Um dia nos consideramos a obra mais perfeita da natureza, para num repente percebermos que há em nós uma incompletude tal que põe em cheque esta perfeição. Diante do amor não somos demasiadamente novos ou velhos, somos intrinsecamente a essência do que sentimos. Por isso devemos cuidar, pois que amar é o ato paradoxal de precisar visceralmente e ao mesmo tempo prescindir do outro, e isto é também abrir mão de um pouco do que somos. O ato de amar é por si algo que nos impõe ao reconhecimento de não sermos o bastante para nós mesmos, e ainda que sendo assim é nosso desejo bastarmos a quem amamos. Amar gera o desconforto de abrir mão do sermos plenos em nossa solidão, é perder um pouco da paz interior. Por amor nos pomos livres a caminhar tranqüilamente à margem de um desconhecido. É o amor que nos liberta para nossa própria desapropriação. (Clivânia Teixeira)

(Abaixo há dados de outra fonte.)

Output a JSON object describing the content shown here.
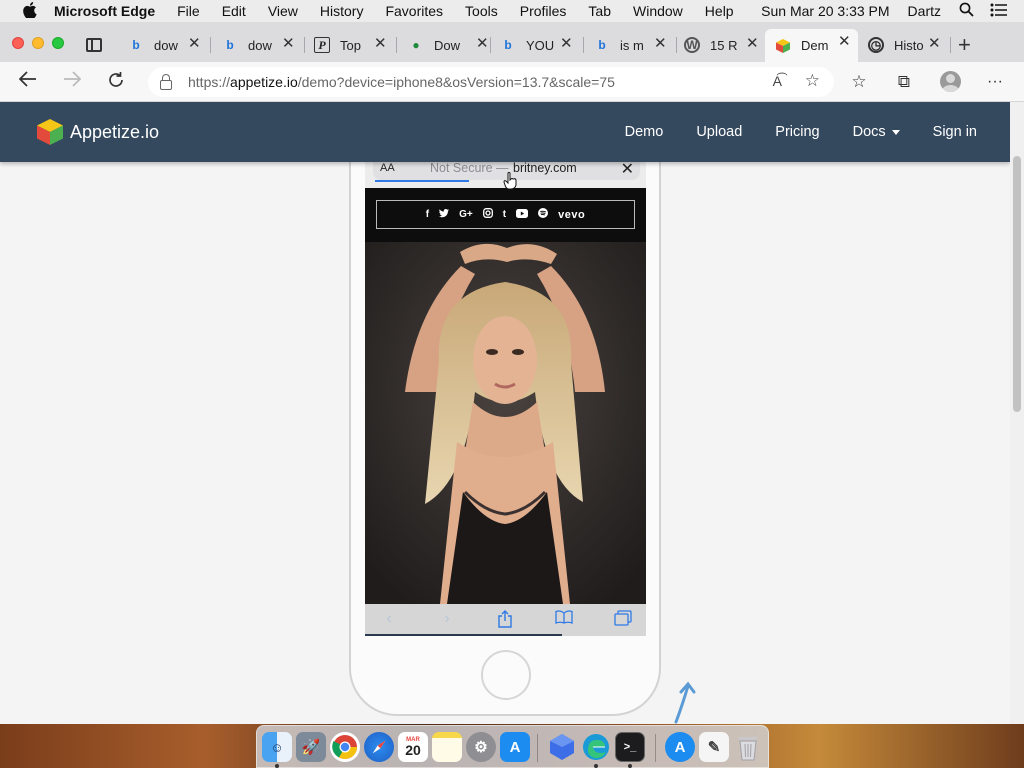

Quando amamos nunca estamos sós! Conviver com as pessoas e conviver bem é um dom que nem todos têm.Temos que engolir sapos, às vezes, mas devemos sempre ter paciência com quem está sempre nos dando amor e carinho. Os filhos, por exemplo, sempre exigem muito dos pais e muitas vezes não retribuem o que recebem. Mas nós temos a obrigação de orientá-los bem, no amor de Cristo principalmente. O que mais falta aos jovens atualmente é a fé. Não acreditam em nada e agem como se fossem os donos do mundo! A exigência os acompanha a todo instante, é com os pais, a namorada, os amigos e nunca estão satisfeitos com a vida que tem. Querem sexo, bebidas e festinhas em grupo, ou em clubes noturnos. Nós os pais estamos sempre preocupados, sabemos que bebida e direção não combinam, mas é o que mais fazem! Eu como mãe que sou de quatro homens, vivo com o coração nas mãos, sem dormir até que todos estejam em casa. Tenho vários amigos, que tem filhas e estão com os mesmos problemas e mais ainda, sempre preocupados com gravidez precoce! Em contrapartida, eles nos fazem tão felizes, pelo simples fato de existirem em nossas vidas, talvez seja por isso que vivemos só para eles, nossos queridos e amados filhos. (Gena Maria)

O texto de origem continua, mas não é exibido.